Climate funds may cool heels of big bosses but can they cool the climate.



Global climate change is a man made activity and without peoples participation the restoration of carbon balance is impossible. On one hand the aspirations of hitherto not so developed countries are vying with each other to achieve the developmental process equal to the rich nations which will certainly entail huge pressure on existing resources of the global earth and produce enormous strain on the climate by way of pollutants generated by developmental activities. Once the youth achieves any level of development he shuns the villages and agriculture and moves to the city for employment generating more pollution. Once I questioned in the village 200 km from Delhi why there is so poor development . An old fellow replied all the educated youth have migrated to the city and those who get jobs in administration hardly look towards the villages. Global scenario is not much different. Agriculture has got new hope via agroenergy farming as I would prefer to call.



The worries Mr Bill Gates has expressed are even more complex with rich nations loosing their money and health care and global earth still getting warmer and warmer. In my openion all programmes which are not having peoples participation and direct lab to land approach shall end up in consuming grants with no returns. Once there is no accountability for the funds pouring which are many a times utilized for making AC room for offices and officers a fleet of vehicles and hardly 15 percent of the wealth or with another estimate only 5 percent of the wealth of the rich nations or Mr Bill Gates trickles down to the cause for which it is doled out.



An army of NGOs , Government and non government functionaries and battery of UN bodies have failed to deliver  the message as well as  meaningful contents for restoration of climate. Once a meeting of Global level was held in Jaipur some time ago involving all the big and high with investment of over 30 million rupees on wetlands inviting scientists and activists globally but when it came to implementation only an impartial assessment and soul searching can provide if a single penny of mind and effort was really spent on Ramsar sites and saving the wetlands though the conference had many positive projections of methods and technologies.

Unless grassroot level involvement is there in saving the climate doling out big money will yield no results. If we pay attention to saving what already exists in the forests and fields it will serve immediate cause for generation of carbon credits on one hand rather than raising forests which is impossible in certain agro-climatic conditions. Experts sitting in close environs of UN in Zurich or Rome cant solve the problems on global warming unless local expertise, local participation and peoples involvement is there . This can only happen with proper education and delivering the message and not money.









Climate funds are a worry for Bill Gates

NEW DELHI: Global warming has the world's richest man very worried, but for a different reason.















Bill Gates, who has now taken to full time philanthropy, is worried that financial commitments being made by rich donor countries for climate change could come at the cost of life-saving healthcare projects.
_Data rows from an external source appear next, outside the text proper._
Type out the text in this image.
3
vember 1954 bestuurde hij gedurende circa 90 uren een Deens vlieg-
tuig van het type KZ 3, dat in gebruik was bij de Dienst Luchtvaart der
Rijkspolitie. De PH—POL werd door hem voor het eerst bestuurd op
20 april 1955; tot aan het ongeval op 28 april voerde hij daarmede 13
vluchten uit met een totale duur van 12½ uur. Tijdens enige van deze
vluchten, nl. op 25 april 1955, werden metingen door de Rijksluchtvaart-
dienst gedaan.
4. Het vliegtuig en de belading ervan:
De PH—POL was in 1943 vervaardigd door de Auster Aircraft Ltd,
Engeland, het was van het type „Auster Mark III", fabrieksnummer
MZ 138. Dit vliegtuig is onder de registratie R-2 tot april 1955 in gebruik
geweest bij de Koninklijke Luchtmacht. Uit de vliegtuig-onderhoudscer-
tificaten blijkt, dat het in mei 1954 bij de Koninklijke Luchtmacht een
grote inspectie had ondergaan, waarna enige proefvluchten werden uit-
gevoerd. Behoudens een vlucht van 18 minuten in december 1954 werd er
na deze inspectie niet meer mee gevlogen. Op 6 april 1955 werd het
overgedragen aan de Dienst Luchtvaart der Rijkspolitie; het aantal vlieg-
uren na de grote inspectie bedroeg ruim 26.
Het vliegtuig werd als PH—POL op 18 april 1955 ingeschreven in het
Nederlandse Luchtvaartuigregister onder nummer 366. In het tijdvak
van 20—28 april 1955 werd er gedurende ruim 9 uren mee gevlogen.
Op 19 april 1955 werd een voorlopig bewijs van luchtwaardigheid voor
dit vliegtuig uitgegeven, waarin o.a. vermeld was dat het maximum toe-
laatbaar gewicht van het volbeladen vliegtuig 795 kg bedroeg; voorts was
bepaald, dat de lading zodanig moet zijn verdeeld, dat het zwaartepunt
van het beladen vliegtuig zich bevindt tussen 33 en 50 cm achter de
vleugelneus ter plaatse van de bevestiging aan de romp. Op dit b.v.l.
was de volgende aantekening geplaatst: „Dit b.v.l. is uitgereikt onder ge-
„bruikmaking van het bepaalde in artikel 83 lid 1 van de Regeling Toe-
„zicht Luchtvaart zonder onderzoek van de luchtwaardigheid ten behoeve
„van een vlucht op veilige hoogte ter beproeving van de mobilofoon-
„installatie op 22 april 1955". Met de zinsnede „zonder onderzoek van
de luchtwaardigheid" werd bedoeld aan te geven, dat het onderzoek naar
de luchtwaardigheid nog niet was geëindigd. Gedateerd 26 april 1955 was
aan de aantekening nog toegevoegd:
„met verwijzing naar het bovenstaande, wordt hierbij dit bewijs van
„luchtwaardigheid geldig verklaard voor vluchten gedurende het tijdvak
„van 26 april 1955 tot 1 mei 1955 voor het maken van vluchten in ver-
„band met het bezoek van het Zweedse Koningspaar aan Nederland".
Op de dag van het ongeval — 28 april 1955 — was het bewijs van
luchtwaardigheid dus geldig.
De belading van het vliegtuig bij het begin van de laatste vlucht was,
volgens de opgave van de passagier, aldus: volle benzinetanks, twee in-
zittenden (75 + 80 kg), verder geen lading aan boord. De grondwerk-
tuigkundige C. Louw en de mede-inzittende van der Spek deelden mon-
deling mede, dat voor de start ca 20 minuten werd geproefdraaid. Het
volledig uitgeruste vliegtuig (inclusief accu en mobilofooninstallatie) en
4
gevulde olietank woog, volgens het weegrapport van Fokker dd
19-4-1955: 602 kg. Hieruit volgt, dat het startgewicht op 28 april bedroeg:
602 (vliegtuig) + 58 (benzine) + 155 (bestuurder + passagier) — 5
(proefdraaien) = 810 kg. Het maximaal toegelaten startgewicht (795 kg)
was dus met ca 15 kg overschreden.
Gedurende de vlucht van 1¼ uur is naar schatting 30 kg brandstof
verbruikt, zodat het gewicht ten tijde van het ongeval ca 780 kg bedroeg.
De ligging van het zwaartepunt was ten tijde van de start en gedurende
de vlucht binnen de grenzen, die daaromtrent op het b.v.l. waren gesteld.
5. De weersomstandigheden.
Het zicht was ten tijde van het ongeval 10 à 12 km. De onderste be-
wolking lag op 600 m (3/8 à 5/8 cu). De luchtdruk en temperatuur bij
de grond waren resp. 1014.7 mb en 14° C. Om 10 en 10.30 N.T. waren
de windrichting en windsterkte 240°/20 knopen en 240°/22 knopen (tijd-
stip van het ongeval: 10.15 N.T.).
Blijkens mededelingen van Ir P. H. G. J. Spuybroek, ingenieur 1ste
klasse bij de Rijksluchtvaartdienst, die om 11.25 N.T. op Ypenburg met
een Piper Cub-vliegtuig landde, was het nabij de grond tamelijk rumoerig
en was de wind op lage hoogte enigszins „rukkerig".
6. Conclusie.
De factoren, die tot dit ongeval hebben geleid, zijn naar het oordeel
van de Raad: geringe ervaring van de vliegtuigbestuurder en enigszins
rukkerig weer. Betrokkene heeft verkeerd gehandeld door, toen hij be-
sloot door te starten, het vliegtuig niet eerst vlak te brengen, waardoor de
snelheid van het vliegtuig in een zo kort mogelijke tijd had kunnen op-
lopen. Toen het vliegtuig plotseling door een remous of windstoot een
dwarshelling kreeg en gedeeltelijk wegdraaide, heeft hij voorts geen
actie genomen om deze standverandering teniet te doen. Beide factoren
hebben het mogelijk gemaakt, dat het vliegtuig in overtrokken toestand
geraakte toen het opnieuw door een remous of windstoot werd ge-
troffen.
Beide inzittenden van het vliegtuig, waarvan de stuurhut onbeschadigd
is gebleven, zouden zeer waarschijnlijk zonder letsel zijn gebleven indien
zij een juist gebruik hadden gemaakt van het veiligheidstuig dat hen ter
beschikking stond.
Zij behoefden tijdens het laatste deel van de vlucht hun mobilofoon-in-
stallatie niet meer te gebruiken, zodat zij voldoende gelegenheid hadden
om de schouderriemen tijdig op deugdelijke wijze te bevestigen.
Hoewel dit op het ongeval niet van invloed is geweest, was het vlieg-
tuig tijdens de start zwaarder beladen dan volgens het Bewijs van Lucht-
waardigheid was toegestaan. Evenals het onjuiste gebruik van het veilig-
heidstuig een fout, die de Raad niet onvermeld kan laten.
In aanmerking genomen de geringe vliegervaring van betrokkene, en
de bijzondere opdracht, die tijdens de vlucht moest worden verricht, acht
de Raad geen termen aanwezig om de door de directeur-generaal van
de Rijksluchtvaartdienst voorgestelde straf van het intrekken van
Gates, the Microsoft Corporation co-founder, is now devoting all his time as co-chair of the Bill and Melinda Gates Foundation and is seriously worried about the amount of spending pledged at December's Copenhagen climate summit.



In an exclusive interview to TOI from New York, Gates said the final statement of the Copenhagen summit talked about mobilising $10 billion per year in the next three years and $100 billion per year by 2020 for developing countries, which is over three-quarters of all foreign aid now given by the richest countries.



"I am concerned that some of this money will come from reducing other categories of foreign aid, especially health. If just 1% of the $100 billion goal came from vaccine funding, then 700,000 more children could die from preventable diseases," he said.



"With an additional pledge for global warming, the budget of rich countries will be out of balance and they will look to cut down on expenditure. What donor nations must understand is that health has a direct impact on climate change," he added.



"While in southern India, population growth is modest, it's not so in northern India. In the long run, not spending on health is a bad deal for the environment because improvements in health, including voluntary family planning, lead people to have smaller families, which in turn reduces the strain on the environment," Gates said.



"Population control has a direct link with education, economy and jobs. However, the good thing is that most of India's money used on healthcare projects comes from within the government. India should actually look to further increase its contribution to the health sector," he added.



Gates singled out Italy and blasted it for cutting down on funding. "Italy was at the low end of European givers even before the Berlusconi government came in and cut the aid by over half, making them uniquely stingy among European donors. These cuts will show up in Italy's 2009 aid figures. In June, I met PM Berlusconi personally to make the case for more support, but I was unsuccessful. This is a huge disappointment since I still think the Italian public wants to be as generous as people in other countries."



According to Gates, the best way to measure aid generosity is to look at it as a percentage of GDP. The most generous countries -- Denmark, Netherlands, Norway, Sweden and Luxembourg -- give 0.72%-1% of GDP to foreign aid, "which is phenomenal".



According to Forbes magazine, Gates was the richest man in the world in 2009 with an estimated fortune of $40 billion.